5/10
Cracks in the MCU
14 November 2016
The strain of intense serialization takes a toll on "Thor: The Dark World," the eighth film in Marvel's on-going cinematic universe. Natalie Portman is back as Thor's earthly romantic interest, Jane Foster, which necessitates a slightly awkward part-explanation, part-avoidance of why Thor seemed to forget she existed during the events depicted in "The Avengers," in which Jane did not appear. Coming up with a compelling story that is about 70% a continuation of "Thor" and 30% a continuation of "The Avengers" and fits into the larger, on-going MCU story line that is supposed to culminate somewhere down the road paved with Infinity Stones is a tall order, and the multiple writers don't quite pull it off. Neither, however, do they completely fumble, and Alan Taylor's serviceable direction as well as a solid cast most of whom we're familiar with do a good job of smoothing over the rough spots as much as possible. The cast is really the best feature -- Chris Hemsworth and Tom Hiddleston are by now so comfortable with each other that it is easier that ever to believe these two were raised as brothers, it's good to see Portman again and Kat Dennings as Jane's sister is more of an asset to the story (and slightly less annoying) than she was in "Thor," Rene Russo as Thor's mother gets more to do, and there are a few pleasant if minor additions to the human side of the story, including Jonathan Howard and Chris O'Dowd.
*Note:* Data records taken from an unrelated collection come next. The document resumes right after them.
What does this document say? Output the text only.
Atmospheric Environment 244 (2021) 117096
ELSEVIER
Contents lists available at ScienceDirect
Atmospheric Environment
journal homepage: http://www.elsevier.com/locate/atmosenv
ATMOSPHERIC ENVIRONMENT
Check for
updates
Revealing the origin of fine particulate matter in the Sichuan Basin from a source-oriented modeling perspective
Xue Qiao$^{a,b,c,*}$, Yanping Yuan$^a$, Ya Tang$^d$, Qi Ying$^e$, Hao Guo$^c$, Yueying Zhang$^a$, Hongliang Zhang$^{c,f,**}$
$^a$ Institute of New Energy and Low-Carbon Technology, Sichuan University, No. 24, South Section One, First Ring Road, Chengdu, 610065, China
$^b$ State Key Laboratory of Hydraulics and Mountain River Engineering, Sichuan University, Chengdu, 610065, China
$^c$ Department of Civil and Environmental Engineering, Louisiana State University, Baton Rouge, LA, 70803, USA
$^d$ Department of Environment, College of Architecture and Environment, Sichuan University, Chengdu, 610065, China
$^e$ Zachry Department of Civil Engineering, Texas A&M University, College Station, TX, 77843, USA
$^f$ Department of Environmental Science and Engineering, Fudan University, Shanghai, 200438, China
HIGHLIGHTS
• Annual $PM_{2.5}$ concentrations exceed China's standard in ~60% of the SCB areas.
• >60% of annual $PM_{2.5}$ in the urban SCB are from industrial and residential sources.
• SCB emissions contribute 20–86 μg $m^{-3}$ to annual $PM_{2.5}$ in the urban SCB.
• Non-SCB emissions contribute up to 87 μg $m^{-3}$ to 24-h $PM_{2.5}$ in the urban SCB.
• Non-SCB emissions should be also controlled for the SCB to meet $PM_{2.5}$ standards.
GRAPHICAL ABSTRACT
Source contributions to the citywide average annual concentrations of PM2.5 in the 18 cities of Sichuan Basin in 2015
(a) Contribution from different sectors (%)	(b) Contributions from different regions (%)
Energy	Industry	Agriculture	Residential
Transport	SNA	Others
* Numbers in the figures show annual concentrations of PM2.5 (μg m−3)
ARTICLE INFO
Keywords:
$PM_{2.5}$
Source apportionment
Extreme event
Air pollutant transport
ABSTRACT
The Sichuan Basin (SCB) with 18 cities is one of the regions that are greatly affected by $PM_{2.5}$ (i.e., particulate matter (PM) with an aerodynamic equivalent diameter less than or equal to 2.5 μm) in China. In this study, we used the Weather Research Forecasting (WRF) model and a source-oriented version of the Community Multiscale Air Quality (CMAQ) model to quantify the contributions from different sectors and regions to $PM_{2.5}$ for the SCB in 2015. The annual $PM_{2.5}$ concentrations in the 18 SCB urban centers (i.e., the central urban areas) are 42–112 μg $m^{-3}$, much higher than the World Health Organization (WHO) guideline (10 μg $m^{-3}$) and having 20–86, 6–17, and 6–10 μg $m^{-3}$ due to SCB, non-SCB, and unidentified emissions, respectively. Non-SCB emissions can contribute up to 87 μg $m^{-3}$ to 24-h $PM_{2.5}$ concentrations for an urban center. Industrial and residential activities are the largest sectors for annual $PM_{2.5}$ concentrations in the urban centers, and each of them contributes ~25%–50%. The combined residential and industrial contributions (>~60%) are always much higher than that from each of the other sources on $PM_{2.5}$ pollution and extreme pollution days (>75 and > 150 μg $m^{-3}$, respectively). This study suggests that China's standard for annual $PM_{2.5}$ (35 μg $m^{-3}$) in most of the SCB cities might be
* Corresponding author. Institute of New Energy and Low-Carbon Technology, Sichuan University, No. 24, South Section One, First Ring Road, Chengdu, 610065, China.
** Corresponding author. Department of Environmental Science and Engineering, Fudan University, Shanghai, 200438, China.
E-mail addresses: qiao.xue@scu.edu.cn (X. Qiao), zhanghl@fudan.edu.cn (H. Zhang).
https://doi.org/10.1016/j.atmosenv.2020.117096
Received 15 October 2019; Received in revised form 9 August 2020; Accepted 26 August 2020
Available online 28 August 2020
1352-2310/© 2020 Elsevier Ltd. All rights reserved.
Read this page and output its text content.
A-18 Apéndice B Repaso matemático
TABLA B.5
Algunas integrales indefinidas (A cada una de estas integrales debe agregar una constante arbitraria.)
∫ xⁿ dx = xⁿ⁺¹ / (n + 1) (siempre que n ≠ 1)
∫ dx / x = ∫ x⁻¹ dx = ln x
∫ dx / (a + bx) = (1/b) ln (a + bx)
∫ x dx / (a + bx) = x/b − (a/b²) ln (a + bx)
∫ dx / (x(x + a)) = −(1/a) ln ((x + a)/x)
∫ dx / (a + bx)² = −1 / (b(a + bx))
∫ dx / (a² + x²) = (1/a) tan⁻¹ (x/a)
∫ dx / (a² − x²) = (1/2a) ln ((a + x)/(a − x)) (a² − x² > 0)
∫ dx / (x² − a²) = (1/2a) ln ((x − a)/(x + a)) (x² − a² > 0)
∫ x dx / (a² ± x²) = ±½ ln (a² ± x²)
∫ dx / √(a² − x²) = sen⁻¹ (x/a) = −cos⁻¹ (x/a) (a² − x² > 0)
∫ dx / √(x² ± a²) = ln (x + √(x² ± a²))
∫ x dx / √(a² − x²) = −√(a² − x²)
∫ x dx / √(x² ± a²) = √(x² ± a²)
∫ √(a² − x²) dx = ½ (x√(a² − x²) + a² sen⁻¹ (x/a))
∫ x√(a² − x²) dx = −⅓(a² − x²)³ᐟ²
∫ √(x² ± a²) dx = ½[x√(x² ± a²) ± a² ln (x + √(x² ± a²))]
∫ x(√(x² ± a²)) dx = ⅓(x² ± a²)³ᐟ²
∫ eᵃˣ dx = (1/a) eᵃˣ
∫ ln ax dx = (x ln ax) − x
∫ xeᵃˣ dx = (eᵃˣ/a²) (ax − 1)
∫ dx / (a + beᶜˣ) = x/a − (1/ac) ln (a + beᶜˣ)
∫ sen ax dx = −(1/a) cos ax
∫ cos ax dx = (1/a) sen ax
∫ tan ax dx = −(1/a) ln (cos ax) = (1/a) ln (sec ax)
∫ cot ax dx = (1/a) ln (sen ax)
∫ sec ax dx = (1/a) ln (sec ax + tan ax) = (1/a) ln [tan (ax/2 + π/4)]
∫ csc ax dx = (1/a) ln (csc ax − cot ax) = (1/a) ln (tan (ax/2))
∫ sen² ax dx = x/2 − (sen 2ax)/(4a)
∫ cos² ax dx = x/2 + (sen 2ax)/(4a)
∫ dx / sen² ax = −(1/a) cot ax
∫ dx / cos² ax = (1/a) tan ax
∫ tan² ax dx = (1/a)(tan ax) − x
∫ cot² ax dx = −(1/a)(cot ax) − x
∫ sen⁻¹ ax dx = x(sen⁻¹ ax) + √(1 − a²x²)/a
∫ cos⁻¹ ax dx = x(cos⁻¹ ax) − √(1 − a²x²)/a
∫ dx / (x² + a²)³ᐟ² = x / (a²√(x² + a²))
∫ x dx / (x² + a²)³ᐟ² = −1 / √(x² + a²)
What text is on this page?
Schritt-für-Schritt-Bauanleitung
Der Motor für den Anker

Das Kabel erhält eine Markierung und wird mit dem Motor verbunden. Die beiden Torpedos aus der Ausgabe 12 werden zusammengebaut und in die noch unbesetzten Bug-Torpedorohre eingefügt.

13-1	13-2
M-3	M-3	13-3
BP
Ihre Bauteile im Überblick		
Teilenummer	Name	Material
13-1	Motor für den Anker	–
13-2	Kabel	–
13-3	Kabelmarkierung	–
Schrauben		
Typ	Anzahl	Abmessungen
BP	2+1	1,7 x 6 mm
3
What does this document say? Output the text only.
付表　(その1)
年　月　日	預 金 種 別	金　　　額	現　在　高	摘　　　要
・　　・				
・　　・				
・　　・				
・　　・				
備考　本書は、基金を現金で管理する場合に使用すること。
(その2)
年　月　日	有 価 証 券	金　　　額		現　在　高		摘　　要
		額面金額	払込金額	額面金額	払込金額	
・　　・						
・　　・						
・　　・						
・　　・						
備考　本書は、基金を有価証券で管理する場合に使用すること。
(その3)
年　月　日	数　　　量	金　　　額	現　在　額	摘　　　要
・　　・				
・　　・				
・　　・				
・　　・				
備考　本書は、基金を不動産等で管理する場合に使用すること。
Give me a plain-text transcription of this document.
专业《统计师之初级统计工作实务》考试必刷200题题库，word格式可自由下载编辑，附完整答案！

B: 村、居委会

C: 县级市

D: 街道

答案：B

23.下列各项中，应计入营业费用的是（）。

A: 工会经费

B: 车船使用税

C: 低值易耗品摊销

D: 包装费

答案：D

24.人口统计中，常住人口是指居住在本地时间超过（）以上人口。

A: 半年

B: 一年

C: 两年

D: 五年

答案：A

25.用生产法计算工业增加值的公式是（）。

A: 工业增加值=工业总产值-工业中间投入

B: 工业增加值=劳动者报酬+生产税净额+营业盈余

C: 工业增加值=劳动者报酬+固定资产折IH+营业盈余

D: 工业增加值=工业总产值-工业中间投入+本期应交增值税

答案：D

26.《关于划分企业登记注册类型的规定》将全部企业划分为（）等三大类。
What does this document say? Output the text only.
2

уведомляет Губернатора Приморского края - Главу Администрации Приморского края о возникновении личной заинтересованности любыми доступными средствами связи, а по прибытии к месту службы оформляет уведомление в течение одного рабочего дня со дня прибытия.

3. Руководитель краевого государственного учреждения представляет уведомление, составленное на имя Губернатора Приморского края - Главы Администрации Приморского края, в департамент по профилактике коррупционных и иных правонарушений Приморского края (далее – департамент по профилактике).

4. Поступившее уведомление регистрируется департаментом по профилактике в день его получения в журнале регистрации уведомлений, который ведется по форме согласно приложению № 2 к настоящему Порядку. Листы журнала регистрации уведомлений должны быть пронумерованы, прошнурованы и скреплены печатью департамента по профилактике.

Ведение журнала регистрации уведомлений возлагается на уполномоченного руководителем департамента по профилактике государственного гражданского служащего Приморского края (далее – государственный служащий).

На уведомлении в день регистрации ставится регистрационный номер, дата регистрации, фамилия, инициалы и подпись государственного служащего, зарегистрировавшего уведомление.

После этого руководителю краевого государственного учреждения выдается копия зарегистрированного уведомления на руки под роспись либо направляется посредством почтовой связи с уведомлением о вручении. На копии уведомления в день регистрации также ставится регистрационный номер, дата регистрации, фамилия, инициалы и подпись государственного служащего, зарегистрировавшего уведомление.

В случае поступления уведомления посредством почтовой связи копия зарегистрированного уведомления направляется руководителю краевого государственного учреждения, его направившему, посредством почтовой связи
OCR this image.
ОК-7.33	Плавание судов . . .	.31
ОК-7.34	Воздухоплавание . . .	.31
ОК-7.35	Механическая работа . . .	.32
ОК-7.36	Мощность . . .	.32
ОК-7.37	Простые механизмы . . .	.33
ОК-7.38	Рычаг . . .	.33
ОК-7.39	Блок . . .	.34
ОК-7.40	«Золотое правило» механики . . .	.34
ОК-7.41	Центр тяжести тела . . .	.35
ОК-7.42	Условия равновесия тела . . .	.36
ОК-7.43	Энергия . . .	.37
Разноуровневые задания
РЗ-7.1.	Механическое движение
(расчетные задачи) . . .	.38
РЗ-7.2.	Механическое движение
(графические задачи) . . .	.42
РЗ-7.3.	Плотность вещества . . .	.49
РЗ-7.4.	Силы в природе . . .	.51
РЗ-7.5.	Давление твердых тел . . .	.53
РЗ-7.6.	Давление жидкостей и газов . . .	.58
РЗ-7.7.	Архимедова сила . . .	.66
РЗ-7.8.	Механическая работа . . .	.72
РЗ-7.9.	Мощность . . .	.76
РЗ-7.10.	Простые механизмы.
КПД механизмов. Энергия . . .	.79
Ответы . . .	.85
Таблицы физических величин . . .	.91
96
Unfortunately, the movie doesn't spend as much time exploiting these strengths as it does on yet more universe-threatening, lazily conceived super-villains, the Dark Elves, and on fake science and fake legend about astronomical convergence. "Iron Man 3," the first film in the MCU to follow "The Avengers" and the one immediately preceding this, played it smart and didn't pretend the universe was at stake, for the obvious reason that such monumental stakes would call for the involvement of all Avengers. This film is not so smart. Despite the high stakes, the film really doesn't go very far afield. After the globe-trotting qualities of the most of the MCU, this one feels studio-bound and more reliant than ever on computers to create any sense of scale.

The fun thing about Thor as originally conceived was the supposition that what most people regard as Norse mythology was, in fact, based on powerful aliens whom the primitive humans would have perceived as gods. The first film got that; this film, rather than explore that motif in more depth or even play with it, opts instead for mumbo- jumbo about gravitational anomalies that helped ancient peoples build temples and what-not. It's meaningless drivel and a little insulting, both to ancient civilizations and audiences' intelligence. I'm all for suspending disbelief, but give us something worth suspending it for, not a grammar-school rehash of "Chariots of the Gods."

This is still better than "Iron Man 2" and not really appreciably worse than "The Incredible Hulk," which was more coherent but duller. It is, however, the first in the series that makes me wonder whether Marvel can really pull off its ambitious enterprise as consistently as it hopes.